Mettre en place une cellule de crise
« C’est dès aujourd’hui qu’il faut organiser la résistance parce que nous sommes en guerre. Il faut pour cela mettre en place une cellule de crise à laquelle tout le monde doit contribuer. Elle doit davantage faire appel à la compétence et l’expertise des personnes plutôt qu’à leur statut hiérarchique » affirme Arnaud Marion. Le dispositif sera en charge le suivi du plan de continuité d’activité (PCA), s’il existe. Et qui est à construire d’urgence dans le cas contraire !
Il s’agira aussi de bien prioriser les urgences et évaluer les pertes futures. Mais Arnaud Marion alerte sur la tentation du cost killing « il faudra lutter contre la tentation de détruire de la valeur en faisant des coupes sombres un peu trop vite, en utilisant la facilité ou des effets d’aubaine, comme de ne pas payer ses dettes et ses fournisseurs. Le jeu des égoïsmes peut très vite créer un effet dominos en créant une chaîne de défaut et de défiance »
De même, il faudra faire face à un retour au travail qui risque d’être perturbé par l’expérience du maintien chez soi surtout si elle se prolonge. L’arrivée de l’été et la gestion des congés risquent aussi de retarder la reprise. « Redémarrer après un arrêt est complexe et nécessite d’anticiper. Il va falloir ainsi simuler correctement la reprise d’activité en matière financière : faire des prévisions réalistes, en lien avec vos propres fournisseurs, revoir votre chaîne logistique. Pour cela, il est indispensable de s’entourer de sachants internes et externes : avocats, cabinets de conseil …qui peuvent jouer un rôle majeur dans l’efficacité de la cellule de crise. A différencier de la cellule stratégique » prévient Arnaud Marion.

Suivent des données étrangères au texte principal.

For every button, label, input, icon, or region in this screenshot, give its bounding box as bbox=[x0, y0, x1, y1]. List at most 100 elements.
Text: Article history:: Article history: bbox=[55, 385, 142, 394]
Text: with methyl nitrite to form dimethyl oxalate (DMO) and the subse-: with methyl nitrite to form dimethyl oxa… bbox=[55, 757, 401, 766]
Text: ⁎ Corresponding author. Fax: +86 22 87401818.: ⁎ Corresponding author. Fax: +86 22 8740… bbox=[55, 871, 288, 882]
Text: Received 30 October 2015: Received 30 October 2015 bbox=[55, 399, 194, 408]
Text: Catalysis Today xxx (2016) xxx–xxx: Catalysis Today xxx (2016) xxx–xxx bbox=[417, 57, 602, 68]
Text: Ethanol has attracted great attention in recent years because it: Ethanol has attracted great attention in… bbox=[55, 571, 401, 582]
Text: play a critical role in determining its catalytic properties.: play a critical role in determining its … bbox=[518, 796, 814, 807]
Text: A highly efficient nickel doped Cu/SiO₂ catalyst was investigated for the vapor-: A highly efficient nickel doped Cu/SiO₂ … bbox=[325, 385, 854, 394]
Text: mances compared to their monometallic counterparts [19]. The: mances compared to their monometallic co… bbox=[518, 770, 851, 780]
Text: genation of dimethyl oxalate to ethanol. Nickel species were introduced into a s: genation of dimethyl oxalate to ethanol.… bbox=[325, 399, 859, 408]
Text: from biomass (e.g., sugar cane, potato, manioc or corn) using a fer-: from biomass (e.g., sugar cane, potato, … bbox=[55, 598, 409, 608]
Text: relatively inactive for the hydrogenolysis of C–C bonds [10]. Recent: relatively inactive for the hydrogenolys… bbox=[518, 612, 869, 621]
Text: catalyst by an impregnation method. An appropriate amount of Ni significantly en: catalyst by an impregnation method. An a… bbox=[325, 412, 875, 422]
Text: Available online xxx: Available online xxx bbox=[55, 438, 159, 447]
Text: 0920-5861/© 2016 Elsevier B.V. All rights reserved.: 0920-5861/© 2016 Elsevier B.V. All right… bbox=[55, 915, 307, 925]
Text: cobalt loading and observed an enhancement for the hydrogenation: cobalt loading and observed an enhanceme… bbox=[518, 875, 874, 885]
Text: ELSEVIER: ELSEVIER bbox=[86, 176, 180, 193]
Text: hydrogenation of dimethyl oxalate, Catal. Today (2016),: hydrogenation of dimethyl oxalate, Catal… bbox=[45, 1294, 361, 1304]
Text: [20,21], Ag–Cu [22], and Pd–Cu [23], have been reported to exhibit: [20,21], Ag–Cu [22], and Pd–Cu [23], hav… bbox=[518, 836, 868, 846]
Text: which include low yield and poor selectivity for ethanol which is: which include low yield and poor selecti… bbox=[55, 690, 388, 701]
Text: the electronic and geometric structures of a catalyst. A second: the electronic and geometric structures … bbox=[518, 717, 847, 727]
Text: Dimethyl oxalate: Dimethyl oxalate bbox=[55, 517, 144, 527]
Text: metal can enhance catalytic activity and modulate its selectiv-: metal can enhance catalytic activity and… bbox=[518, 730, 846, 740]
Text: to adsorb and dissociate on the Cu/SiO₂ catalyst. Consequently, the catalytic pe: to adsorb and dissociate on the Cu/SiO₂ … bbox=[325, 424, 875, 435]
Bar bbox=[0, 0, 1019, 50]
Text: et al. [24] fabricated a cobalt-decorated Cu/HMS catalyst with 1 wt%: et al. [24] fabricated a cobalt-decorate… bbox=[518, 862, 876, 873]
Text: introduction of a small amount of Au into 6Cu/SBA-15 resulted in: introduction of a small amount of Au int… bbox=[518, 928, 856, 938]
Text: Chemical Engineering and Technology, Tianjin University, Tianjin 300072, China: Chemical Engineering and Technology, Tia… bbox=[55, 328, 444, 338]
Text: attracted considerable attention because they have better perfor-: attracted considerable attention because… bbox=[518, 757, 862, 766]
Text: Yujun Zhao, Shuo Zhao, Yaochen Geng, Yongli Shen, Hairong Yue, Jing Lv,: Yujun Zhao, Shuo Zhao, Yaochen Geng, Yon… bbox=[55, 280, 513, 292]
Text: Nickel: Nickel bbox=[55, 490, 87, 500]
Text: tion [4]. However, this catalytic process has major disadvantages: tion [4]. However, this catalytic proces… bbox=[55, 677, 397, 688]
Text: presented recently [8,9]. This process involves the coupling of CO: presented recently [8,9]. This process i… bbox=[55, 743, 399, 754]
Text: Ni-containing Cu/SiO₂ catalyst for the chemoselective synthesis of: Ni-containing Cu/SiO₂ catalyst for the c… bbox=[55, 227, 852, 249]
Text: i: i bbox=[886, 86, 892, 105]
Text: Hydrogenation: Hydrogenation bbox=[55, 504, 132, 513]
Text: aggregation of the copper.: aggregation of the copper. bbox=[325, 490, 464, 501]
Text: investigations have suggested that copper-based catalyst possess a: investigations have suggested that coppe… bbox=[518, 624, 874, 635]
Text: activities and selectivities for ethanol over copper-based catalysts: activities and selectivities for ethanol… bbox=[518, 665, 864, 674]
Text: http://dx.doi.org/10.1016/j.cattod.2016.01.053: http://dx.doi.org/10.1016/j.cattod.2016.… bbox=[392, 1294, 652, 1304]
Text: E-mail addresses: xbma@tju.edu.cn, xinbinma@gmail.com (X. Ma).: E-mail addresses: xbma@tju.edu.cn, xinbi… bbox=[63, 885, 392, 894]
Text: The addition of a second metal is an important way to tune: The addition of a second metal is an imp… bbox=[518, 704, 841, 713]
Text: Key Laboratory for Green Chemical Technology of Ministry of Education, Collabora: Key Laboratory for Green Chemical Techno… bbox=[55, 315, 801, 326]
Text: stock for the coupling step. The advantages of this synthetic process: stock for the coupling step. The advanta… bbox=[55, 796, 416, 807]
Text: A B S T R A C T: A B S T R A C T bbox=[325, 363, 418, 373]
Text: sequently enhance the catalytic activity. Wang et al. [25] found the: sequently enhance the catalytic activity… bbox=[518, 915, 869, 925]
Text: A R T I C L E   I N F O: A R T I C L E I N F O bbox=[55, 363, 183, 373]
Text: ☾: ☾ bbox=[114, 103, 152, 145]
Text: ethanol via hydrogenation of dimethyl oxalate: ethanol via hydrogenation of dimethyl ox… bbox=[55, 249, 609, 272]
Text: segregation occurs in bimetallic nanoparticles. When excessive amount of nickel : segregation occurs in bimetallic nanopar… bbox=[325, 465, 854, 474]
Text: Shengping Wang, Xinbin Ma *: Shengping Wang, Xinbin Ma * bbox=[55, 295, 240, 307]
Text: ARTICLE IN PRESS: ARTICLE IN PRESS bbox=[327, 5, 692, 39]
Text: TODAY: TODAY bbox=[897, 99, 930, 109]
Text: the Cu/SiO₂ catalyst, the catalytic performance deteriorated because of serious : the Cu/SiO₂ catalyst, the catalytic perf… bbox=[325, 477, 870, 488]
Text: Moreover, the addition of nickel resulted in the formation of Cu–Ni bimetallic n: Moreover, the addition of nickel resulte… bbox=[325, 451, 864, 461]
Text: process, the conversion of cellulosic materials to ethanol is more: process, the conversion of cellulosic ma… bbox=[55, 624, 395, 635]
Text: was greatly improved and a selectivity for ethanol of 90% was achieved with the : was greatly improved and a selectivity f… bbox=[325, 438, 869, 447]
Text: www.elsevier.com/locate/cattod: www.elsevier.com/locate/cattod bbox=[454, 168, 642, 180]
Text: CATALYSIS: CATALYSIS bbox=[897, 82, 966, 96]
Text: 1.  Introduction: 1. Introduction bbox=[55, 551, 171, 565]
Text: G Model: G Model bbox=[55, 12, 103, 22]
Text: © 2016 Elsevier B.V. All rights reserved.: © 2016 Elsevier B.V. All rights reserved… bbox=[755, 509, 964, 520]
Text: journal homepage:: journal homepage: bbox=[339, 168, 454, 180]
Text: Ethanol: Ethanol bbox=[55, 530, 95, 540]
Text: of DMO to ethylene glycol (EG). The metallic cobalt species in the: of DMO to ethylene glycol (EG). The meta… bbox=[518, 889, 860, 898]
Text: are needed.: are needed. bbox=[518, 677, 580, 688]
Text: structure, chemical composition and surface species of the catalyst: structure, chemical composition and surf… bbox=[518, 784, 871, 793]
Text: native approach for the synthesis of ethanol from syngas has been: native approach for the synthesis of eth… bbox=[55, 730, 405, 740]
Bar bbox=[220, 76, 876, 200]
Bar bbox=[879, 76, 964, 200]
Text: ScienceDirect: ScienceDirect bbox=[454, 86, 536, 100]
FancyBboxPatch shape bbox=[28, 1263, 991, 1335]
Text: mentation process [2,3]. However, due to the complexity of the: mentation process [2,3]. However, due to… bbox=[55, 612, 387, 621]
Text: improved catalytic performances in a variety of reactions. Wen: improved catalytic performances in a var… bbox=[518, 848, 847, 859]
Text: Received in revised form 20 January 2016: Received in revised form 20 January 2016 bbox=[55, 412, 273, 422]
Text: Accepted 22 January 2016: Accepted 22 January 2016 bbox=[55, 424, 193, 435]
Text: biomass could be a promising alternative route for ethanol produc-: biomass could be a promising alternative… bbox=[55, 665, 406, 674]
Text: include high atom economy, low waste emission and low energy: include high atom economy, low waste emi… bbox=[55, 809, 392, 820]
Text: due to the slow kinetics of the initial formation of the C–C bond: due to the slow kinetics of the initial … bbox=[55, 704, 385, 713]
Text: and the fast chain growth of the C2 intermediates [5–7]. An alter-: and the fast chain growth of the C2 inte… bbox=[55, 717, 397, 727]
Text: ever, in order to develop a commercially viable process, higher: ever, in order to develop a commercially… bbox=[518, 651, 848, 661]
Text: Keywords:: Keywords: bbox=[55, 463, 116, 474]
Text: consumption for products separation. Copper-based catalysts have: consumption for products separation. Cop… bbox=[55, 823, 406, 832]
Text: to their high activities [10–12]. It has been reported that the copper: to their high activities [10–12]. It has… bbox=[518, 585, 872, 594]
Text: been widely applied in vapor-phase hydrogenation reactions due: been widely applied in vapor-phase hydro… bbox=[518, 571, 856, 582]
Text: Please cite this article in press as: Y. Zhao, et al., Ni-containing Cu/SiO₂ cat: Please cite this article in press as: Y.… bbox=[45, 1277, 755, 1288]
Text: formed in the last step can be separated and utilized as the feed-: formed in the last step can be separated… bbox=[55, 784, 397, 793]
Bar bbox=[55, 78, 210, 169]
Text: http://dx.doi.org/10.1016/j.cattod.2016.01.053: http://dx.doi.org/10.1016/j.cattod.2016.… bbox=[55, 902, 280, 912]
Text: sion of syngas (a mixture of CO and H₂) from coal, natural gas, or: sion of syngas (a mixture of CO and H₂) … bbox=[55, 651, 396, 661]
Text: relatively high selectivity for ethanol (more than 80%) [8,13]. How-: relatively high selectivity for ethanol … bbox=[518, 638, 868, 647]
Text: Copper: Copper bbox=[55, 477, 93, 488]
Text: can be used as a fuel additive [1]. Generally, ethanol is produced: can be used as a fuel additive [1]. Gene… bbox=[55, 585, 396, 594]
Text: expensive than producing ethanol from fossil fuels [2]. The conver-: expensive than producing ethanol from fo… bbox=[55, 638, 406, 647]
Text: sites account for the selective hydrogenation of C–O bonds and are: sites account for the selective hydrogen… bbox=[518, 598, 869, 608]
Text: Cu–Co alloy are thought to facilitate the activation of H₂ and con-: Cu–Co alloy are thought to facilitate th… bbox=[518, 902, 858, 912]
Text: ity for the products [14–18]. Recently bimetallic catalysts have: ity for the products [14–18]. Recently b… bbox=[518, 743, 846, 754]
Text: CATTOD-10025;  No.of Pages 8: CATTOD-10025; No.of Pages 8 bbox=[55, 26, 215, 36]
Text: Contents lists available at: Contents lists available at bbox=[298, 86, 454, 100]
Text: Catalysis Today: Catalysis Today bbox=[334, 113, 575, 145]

Créer une cellule stratégique pour réfléchir au monde d’après
Elle a vocation à préparer l’avenir à l’aune des enseignements actuels « il s’agira à la fois de préparer la sortie de crise immédiate avec un plan de marche reposant sur différentes hypothèses et scénarios mais aussi de reformuler sa mission, de revisiter sa chaîne de valeur (internalisation des savoir-faire, expérience clients, transformation digitale, outils collaboratifs, IA, robotisation…) Elle implique pour les managers de mobiliser ses équipes pour réfléchir sur le monde d’après. Cela signifie de la part des dirigeants d’écouter ». Pour Arnaud Marion, Les chefs d’entreprise vont devoir se réinventer avec l’IA, UX et d’autres moyens qui peuvent être mis à disposition. Mais la tendance sera surtout de réfléchir plus intelligemment à la relocalisation et à la maîtrise de sa propre chaîne de valeur. Les entreprises vont devoir engager leur transformation en prenant en compte les enjeux climatiques, de biodiversité, de peuplement de la terre, de la fin des énergies fossiles.
La RSE élément centrale de la transformation
Selon Arnaud Marion « la crise accélère le changement des mentalités et les prises de conscience. Tout le monde s’accorde à penser que demain ne sera plus comme avant. C’est pourquoi il faut repenser sa relation au monde, aux autres, à la production, au territoire ». Un changement de paradigme dont la RSE représente la clé de voûte. « La RSE va devenir centrale dans la reconstruction, notamment pour les plus jeunes entreprises. Il faut instaurer des valeurs au sein de votre société sinon vous ne vous en sortirez pas. La génération Z, celle née en 1997, est en train d’arriver dans le monde de l’entreprise. Elle est attente de sens et de valeurs. Et va vous malmener sur ces sujets-là » Pour les entreprises qui le peuvent, le développement d’activités « for good » ou pro bono est une source de vitalité et de sens dans le partage de produits ou d’expertise. Dernier exemple en date : LVMH qui fabrique gracieusement du gel hydroalcoolique pour les hôpitaux.
« Ceux qui se trouvent confrontés à une décroissance de leur activité tentent sans cesse de se prouver à eux-mêmes et de se convaincre que cela va revenir comme avant. Mais ce n’est pas le cas. Les entreprises qui s’en sortiront le mieux seront celles qui auront compris que le monde de demain sera différent du monde d’aujourd’hui. » conclut Arnaud Marion.